The day I realized what I was feeling wasn’t honoring to my relationship, I made the call. It was THE MOST painful call I’ve ever made. I knew it was the end. And I had broken my own heart. He was right to be angry. He was right to feel betrayed. He was right to call it all off. I never thought I would EVER utter these words, but then I heard them spill out of my mouth, “It’s not you, it’s me…”

What was I to do? A complete mess at 19. I ran to my friends, I ran to my parents, and I ran straight into my sin.

It’s been just over 2 years since that day. And I’ve been running from God ever since. As I have worked tirelessly to shove Jesus into that dark pit in my heart, it’s been like a square peg in a round hole. Not because He doesn’t fit, but because I haven’t surrendered. I dreamt that this guy would be my husband. How could I open my hands and offer that control up to God?!

Well, here I am. Lying wide awake in the dead of night, replaying the memories, the good and bad times, once again. Just wanting answers.

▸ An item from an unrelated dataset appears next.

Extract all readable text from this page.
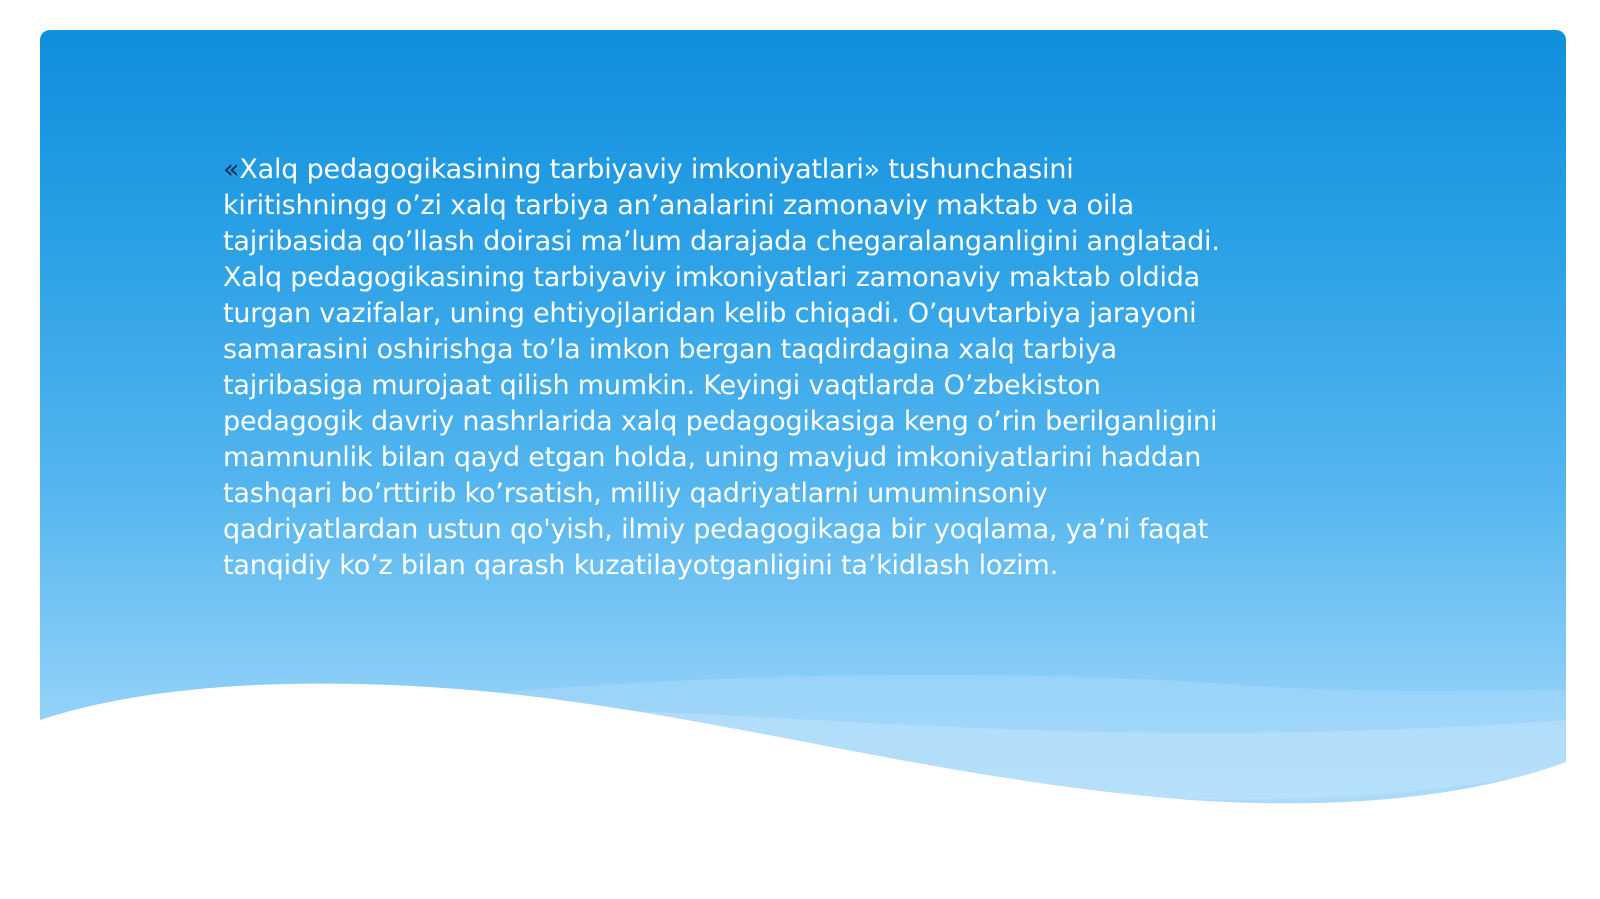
«Xalq pedagogikasining tarbiyaviy imkoniyatlari» tushunchasini kiritishningg o’zi xalq tarbiya an’analarini zamonaviy maktab va oila tajribasida qo’llash doirasi ma’lum darajada chegaralanganligini anglatadi. Xalq pedagogikasining tarbiyaviy imkoniyatlari zamonaviy maktab oldida turgan vazifalar, uning ehtiyojlaridan kelib chiqadi. O’quvtarbiya jarayoni samarasini oshirishga to’la imkon bergan taqdirdagina xalq tarbiya tajribasiga murojaat qilish mumkin. Keyingi vaqtlarda O’zbekiston pedagogik davriy nashrlarida xalq pedagogikasiga keng o’rin berilganligini mamnunlik bilan qayd etgan holda, uning mavjud imkoniyatlarini haddan tashqari bo’rttirib ko’rsatish, milliy qadriyatlarni umuminsoniy qadriyatlardan ustun qo'yish, ilmiy pedagogikaga bir yoqlama, ya’ni faqat tanqidiy ko’z bilan qarash kuzatilayotganligini ta’kidlash lozim.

God, it’s not you, it’s me.

I’ve been deep into this book, The Circle Maker by (Mark Batterson). It’s wrecking my Americanized prayer style and life. It is bringing me to my knees, with more precise, serious, and thought out prayers than ever before. Much like Moses, as he led his people to circle Jericho with prayers 7 days in a row, I too desire to tear down the walls in my heart around that well God is so patiently waiting to fill with His living waters.

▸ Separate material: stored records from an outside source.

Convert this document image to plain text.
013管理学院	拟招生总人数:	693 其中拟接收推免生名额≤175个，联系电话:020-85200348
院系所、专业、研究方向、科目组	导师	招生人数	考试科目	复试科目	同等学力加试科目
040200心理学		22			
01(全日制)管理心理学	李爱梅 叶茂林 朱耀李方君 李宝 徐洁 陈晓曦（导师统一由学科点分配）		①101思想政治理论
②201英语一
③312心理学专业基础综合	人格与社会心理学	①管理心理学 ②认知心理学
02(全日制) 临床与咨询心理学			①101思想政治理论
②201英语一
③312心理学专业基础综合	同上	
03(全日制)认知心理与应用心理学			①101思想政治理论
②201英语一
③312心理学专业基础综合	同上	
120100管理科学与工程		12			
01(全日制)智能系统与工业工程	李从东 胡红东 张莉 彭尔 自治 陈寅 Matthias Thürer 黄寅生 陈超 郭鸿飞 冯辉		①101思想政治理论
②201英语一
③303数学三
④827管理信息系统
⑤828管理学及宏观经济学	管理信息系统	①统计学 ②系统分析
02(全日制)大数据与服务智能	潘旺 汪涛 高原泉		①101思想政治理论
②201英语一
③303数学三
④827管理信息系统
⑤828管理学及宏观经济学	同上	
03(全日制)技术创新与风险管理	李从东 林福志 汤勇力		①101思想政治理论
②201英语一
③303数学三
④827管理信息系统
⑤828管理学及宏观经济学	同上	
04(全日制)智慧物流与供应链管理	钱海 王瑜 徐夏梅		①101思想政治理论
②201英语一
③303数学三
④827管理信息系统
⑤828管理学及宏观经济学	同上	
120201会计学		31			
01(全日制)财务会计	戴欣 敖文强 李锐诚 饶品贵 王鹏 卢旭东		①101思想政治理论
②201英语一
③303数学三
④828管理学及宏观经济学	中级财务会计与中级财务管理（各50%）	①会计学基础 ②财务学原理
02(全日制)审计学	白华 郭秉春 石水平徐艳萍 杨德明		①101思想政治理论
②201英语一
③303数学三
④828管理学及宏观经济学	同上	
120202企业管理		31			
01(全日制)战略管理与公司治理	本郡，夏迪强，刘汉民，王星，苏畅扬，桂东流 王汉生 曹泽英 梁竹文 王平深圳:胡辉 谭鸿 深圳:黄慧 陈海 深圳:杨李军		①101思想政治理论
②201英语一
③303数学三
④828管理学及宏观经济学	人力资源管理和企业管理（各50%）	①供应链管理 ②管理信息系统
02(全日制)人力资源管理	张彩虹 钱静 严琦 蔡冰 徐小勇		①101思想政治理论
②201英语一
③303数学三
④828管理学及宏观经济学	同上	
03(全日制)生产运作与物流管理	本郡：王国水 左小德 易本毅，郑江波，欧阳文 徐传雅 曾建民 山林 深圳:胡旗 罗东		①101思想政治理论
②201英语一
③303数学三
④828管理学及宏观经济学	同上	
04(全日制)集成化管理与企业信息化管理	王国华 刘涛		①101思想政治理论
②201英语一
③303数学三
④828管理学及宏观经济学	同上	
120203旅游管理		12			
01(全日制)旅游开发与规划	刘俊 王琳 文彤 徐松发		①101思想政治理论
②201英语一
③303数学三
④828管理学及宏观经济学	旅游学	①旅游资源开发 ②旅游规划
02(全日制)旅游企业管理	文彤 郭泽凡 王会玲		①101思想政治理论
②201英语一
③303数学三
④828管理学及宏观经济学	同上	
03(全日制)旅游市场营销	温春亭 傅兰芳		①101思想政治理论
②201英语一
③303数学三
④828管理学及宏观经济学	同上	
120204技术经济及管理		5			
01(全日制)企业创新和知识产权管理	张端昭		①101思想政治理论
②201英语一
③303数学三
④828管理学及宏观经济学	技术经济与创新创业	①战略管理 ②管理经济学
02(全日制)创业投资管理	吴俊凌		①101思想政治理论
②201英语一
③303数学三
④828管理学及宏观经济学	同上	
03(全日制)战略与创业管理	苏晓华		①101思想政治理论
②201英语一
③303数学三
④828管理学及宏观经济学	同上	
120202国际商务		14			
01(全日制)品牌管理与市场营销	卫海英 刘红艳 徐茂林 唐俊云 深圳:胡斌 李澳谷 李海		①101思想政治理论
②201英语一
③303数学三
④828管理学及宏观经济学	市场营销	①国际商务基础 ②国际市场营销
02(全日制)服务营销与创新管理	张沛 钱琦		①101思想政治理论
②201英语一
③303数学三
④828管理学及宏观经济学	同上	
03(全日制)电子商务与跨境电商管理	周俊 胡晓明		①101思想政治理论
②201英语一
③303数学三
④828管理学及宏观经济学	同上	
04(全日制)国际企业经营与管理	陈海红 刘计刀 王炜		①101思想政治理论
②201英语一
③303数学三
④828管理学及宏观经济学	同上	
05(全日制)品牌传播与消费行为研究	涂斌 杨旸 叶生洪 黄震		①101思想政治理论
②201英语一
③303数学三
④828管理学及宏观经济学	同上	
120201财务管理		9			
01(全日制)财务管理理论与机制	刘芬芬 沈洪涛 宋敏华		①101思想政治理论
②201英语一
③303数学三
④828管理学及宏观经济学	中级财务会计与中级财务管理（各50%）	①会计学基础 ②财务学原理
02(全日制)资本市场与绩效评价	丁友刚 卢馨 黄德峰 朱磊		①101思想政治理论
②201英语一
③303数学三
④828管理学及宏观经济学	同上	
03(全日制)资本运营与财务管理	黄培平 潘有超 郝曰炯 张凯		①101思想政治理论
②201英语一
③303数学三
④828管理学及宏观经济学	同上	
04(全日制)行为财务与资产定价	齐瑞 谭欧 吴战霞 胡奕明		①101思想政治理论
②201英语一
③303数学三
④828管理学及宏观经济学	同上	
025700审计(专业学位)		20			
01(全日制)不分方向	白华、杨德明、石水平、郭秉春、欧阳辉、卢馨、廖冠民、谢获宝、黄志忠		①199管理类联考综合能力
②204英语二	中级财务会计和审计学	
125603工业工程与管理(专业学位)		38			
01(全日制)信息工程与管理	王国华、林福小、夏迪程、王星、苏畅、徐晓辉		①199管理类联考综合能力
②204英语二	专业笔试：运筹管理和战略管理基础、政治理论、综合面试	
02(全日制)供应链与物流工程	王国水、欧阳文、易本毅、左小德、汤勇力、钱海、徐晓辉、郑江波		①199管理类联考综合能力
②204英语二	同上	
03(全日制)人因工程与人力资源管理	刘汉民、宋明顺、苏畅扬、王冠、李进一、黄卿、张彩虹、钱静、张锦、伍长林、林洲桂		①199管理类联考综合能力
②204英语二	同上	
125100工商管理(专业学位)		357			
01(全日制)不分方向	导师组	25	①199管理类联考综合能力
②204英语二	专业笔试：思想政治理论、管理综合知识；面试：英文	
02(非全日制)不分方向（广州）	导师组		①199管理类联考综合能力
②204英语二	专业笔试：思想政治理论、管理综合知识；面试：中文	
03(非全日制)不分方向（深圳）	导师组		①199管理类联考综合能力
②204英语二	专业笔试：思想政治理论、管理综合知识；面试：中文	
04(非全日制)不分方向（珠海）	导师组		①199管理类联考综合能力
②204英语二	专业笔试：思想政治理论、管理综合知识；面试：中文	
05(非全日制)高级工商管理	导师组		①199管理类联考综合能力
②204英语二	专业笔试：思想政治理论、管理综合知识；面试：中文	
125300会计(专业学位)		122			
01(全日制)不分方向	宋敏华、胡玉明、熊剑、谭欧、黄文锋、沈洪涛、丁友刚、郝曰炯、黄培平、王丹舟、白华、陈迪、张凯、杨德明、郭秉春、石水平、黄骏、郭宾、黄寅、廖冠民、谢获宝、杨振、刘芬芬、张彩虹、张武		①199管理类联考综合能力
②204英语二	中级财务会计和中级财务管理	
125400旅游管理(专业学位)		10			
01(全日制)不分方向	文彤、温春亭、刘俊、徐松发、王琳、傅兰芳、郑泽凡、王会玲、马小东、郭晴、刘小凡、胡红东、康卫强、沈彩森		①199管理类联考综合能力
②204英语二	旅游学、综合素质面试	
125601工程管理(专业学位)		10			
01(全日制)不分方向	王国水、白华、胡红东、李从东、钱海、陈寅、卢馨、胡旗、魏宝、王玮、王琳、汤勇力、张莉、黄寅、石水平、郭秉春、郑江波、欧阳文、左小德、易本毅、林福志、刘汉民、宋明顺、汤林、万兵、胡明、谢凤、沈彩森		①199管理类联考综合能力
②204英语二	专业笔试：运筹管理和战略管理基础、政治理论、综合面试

Nothing and no one can separate us from the love of God. However, I want more. I long for more. I yearn for more of the Father’s unchanging and steadfast love. I know that He is knocking, He is waiting, He has the buckets ready. He wants the waters to overflow. All I have to do is answer.

This is my prayer. Please pray it with and over me as I work through the redemption piece here. I’m guessing it might take 7 times, or maybe 7 times 7, or heck, 7 times 70!! Regardless, I have faith. And I am waiting in expectancy.

THANK YOU from the bottom of my heart for reading and keeping up with this crazy journey! Our squad traveled from Guyana to Suriname yesterday all together and my small team (5 girls) are completely on our own for the next month!! So exciting. We are pioneering through Suriname, French Guiana, and a bit of the Amazon River this month! Our work here is paving the way for Adventures in Missions because we are the first team from the organization to ever travel here. We are literally trusting God with every detail of our travel and stay, with barely any preparation on our part.

i can’t wait to share about what God does with this month in ministry and in our hearts!! We are already getting some incredible connections here in Suriname, people and places to stay that would have never happened without Him.

Please share these blogs! I am praying to be FULL FUNDED by the end of this month! That’s only $5,560 more!! I know God is WAY bigger than this amount. I can’t wait to see who He uses and how He ordains it all.

With love from Suriname!

Susan and I back in Colombia!

Houses in Bartica, Guyana have to be risen because of the flooding that happens in the rainy season.

We’ve been traveling by boat A LOT! 

They weren’t kidding when they said these packs are our lives! Glad mine is only 28 pounds!!

The Black River in Bartica, Guyana. Black because of the tea leaves in the water.

This was the happiest moment, after spending a few hours in the rapids and getting some sun on my skin!